Most consumers are accustomed to selecting from liability and personal coverage for auto insurance to a variety of other packages for life insurance, home insurance, health care insurance and more. In addition, they need to decide how much to invest and whether to add riders, umbrellas and a variety of other options. It goes on and on.
But with title insurance, you’ll find only two types: an owner’s policy and a lender’s policy.
Just as its name suggests, an owner’s policy is the one that protects the property owner. Imagine buying a new home only to find that there are liens on it or easements you didn’t know about. Resolving those issues can be both frustrating and expensive.
But the owner’s policy will protect an owner’s financial interest in the property, covering the costs of any legal fees required to make the owner whole again. Better still, it will require a title search prior to issuing the policy—a search that typically reveals any outstanding financial obligations against the property, other rights to the same property, forgery, fraud and other issues that can dramatically affect your investment.
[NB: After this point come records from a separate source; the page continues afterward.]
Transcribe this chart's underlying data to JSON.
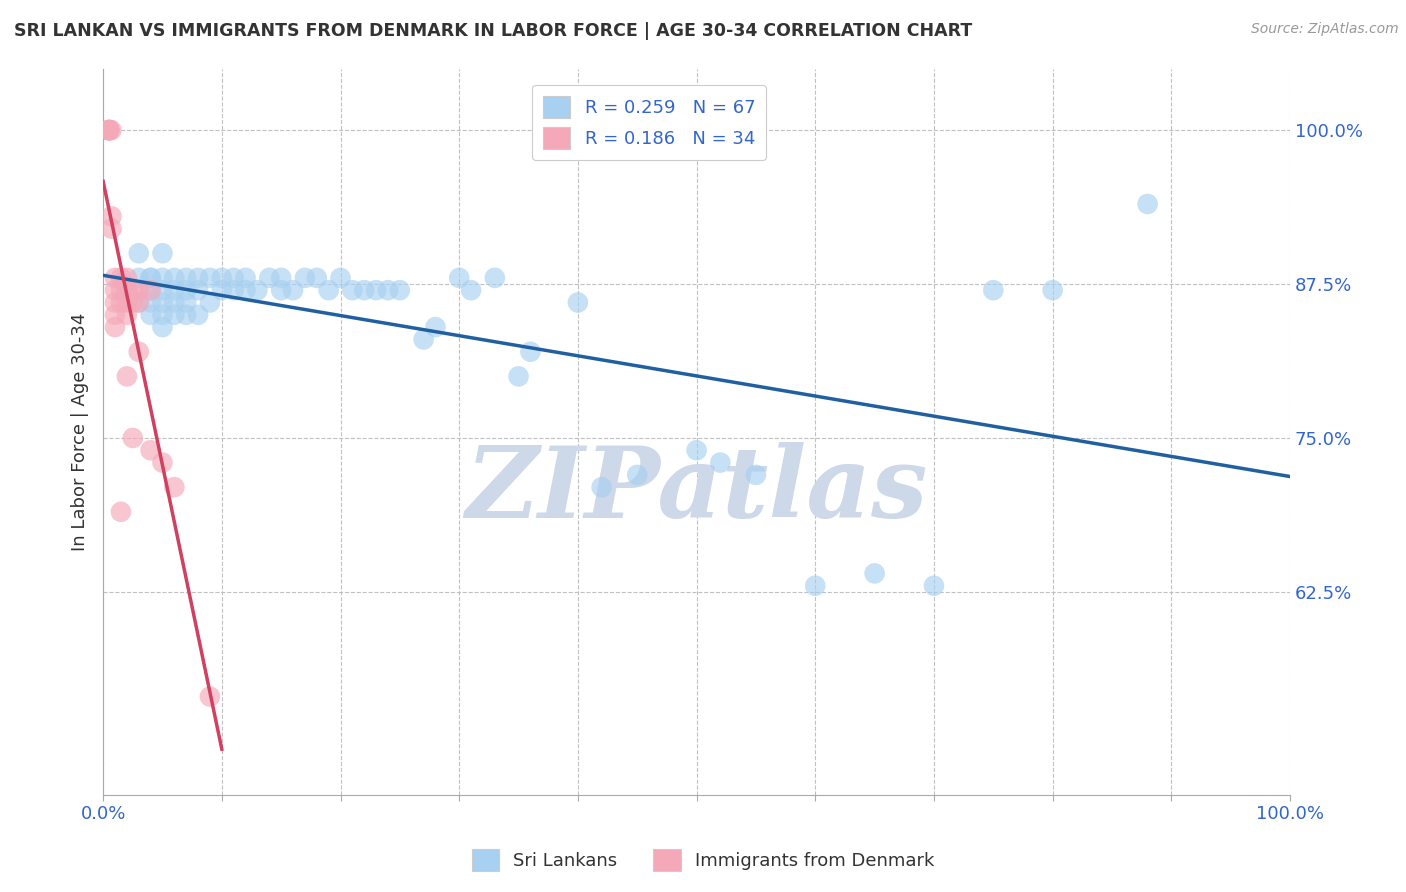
{
  "title": "SRI LANKAN VS IMMIGRANTS FROM DENMARK IN LABOR FORCE | AGE 30-34 CORRELATION CHART",
  "source": "Source: ZipAtlas.com",
  "ylabel": "In Labor Force | Age 30-34",
  "xlim": [
    0.0,
    1.0
  ],
  "ylim": [
    0.46,
    1.05
  ],
  "yticks": [
    0.625,
    0.75,
    0.875,
    1.0
  ],
  "ytick_labels": [
    "62.5%",
    "75.0%",
    "87.5%",
    "100.0%"
  ],
  "xticks": [
    0.0,
    0.1,
    0.2,
    0.3,
    0.4,
    0.5,
    0.6,
    0.7,
    0.8,
    0.9,
    1.0
  ],
  "xtick_labels": [
    "0.0%",
    "",
    "",
    "",
    "",
    "",
    "",
    "",
    "",
    "",
    "100.0%"
  ],
  "blue_R": 0.259,
  "blue_N": 67,
  "pink_R": 0.186,
  "pink_N": 34,
  "blue_color": "#a8d0f0",
  "pink_color": "#f5a8b8",
  "blue_line_color": "#2060a0",
  "pink_line_color": "#d04060",
  "legend_label_blue": "Sri Lankans",
  "legend_label_pink": "Immigrants from Denmark",
  "watermark": "ZIPatlas",
  "watermark_color": "#cdd8e8",
  "background_color": "#ffffff",
  "grid_color": "#bbbbbb",
  "title_color": "#333333",
  "blue_x": [
    0.02,
    0.03,
    0.03,
    0.03,
    0.04,
    0.04,
    0.04,
    0.04,
    0.04,
    0.05,
    0.05,
    0.05,
    0.05,
    0.05,
    0.05,
    0.06,
    0.06,
    0.06,
    0.06,
    0.07,
    0.07,
    0.07,
    0.07,
    0.08,
    0.08,
    0.08,
    0.09,
    0.09,
    0.1,
    0.1,
    0.11,
    0.11,
    0.12,
    0.12,
    0.13,
    0.14,
    0.15,
    0.15,
    0.16,
    0.17,
    0.18,
    0.19,
    0.2,
    0.21,
    0.22,
    0.23,
    0.24,
    0.25,
    0.27,
    0.28,
    0.3,
    0.31,
    0.33,
    0.35,
    0.36,
    0.4,
    0.42,
    0.45,
    0.5,
    0.52,
    0.55,
    0.6,
    0.65,
    0.7,
    0.75,
    0.8,
    0.88
  ],
  "blue_y": [
    0.87,
    0.88,
    0.86,
    0.9,
    0.88,
    0.87,
    0.86,
    0.85,
    0.88,
    0.88,
    0.87,
    0.86,
    0.85,
    0.84,
    0.9,
    0.88,
    0.87,
    0.86,
    0.85,
    0.88,
    0.87,
    0.86,
    0.85,
    0.88,
    0.87,
    0.85,
    0.88,
    0.86,
    0.88,
    0.87,
    0.88,
    0.87,
    0.88,
    0.87,
    0.87,
    0.88,
    0.88,
    0.87,
    0.87,
    0.88,
    0.88,
    0.87,
    0.88,
    0.87,
    0.87,
    0.87,
    0.87,
    0.87,
    0.83,
    0.84,
    0.88,
    0.87,
    0.88,
    0.8,
    0.82,
    0.86,
    0.71,
    0.72,
    0.74,
    0.73,
    0.72,
    0.63,
    0.64,
    0.63,
    0.87,
    0.87,
    0.94
  ],
  "pink_x": [
    0.005,
    0.005,
    0.005,
    0.005,
    0.005,
    0.005,
    0.007,
    0.007,
    0.007,
    0.01,
    0.01,
    0.01,
    0.01,
    0.01,
    0.015,
    0.015,
    0.015,
    0.015,
    0.02,
    0.02,
    0.02,
    0.02,
    0.02,
    0.025,
    0.025,
    0.025,
    0.03,
    0.03,
    0.03,
    0.04,
    0.04,
    0.05,
    0.06,
    0.09
  ],
  "pink_y": [
    1.0,
    1.0,
    1.0,
    1.0,
    1.0,
    1.0,
    1.0,
    0.93,
    0.92,
    0.88,
    0.87,
    0.86,
    0.85,
    0.84,
    0.88,
    0.87,
    0.86,
    0.69,
    0.88,
    0.87,
    0.86,
    0.85,
    0.8,
    0.87,
    0.86,
    0.75,
    0.87,
    0.86,
    0.82,
    0.87,
    0.74,
    0.73,
    0.71,
    0.54
  ]
}
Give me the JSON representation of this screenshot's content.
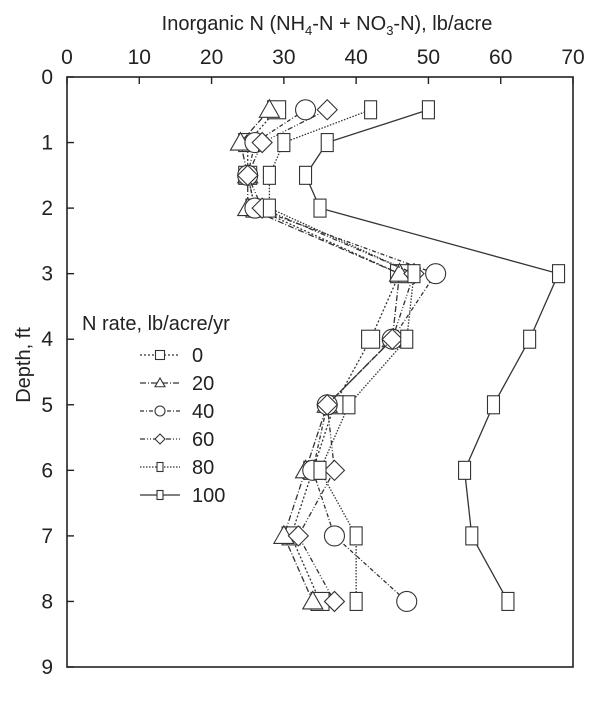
{
  "chart_data": {
    "type": "line",
    "x_axis": {
      "position": "top",
      "label_parts": [
        "Inorganic N (NH",
        "4",
        "-N + NO",
        "3",
        "-N), lb/acre"
      ],
      "range": [
        0,
        70
      ],
      "ticks": [
        "0",
        "10",
        "20",
        "30",
        "40",
        "50",
        "60",
        "70"
      ]
    },
    "y_axis": {
      "label": "Depth, ft",
      "range": [
        0,
        9
      ],
      "inverted": true,
      "ticks": [
        "0",
        "1",
        "2",
        "3",
        "4",
        "5",
        "6",
        "7",
        "8",
        "9"
      ]
    },
    "depth": [
      0.5,
      1,
      1.5,
      2,
      3,
      4,
      5,
      6,
      7,
      8
    ],
    "legend_title": "N rate, lb/acre/yr",
    "legend_position": "left-middle",
    "grid": false,
    "series": [
      {
        "name": "0",
        "marker": "square",
        "dash": "2,2",
        "values": [
          29,
          25,
          25,
          26,
          46,
          42,
          37,
          34,
          31,
          35
        ]
      },
      {
        "name": "20",
        "marker": "triangle",
        "dash": "6,2,1,2",
        "values": [
          28,
          24,
          25,
          25,
          46,
          45,
          36,
          33,
          30,
          34
        ]
      },
      {
        "name": "40",
        "marker": "circle",
        "dash": "4,2,1,2",
        "values": [
          33,
          26,
          25,
          26,
          51,
          45,
          36,
          34,
          37,
          47
        ]
      },
      {
        "name": "60",
        "marker": "diamond",
        "dash": "5,2,1,2,1,2",
        "values": [
          36,
          27,
          25,
          27,
          48,
          45,
          36,
          37,
          32,
          37
        ]
      },
      {
        "name": "80",
        "marker": "rect-narrow",
        "dash": "1.5,1.5",
        "values": [
          42,
          30,
          28,
          28,
          48,
          47,
          39,
          35,
          40,
          40
        ]
      },
      {
        "name": "100",
        "marker": "rect-narrow",
        "dash": "",
        "values": [
          50,
          36,
          33,
          35,
          68,
          64,
          59,
          55,
          56,
          61
        ]
      }
    ]
  }
}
The lender’s policy is required by the lender that secures your mortgage. The policy protects them from issuing a loan for a property that the current owner doesn’t have the free and clear right to sell. Title insurance is critical for lenders because most mortgage loans in the U.S. are issued by people acting in a fiduciary capacity—that is, lending other people’s money (e.g., banks, savings and loans, life insurance, etc.). Title insurance protects the lender’s investment.
In the end, the most important choice a consumer will need to make about title insurance is simply whether to get it. It’s a small investment with immeasurable returns—helping you avoid unanticipated problems with your home purchase and enjoy peace of mind once it’s yours.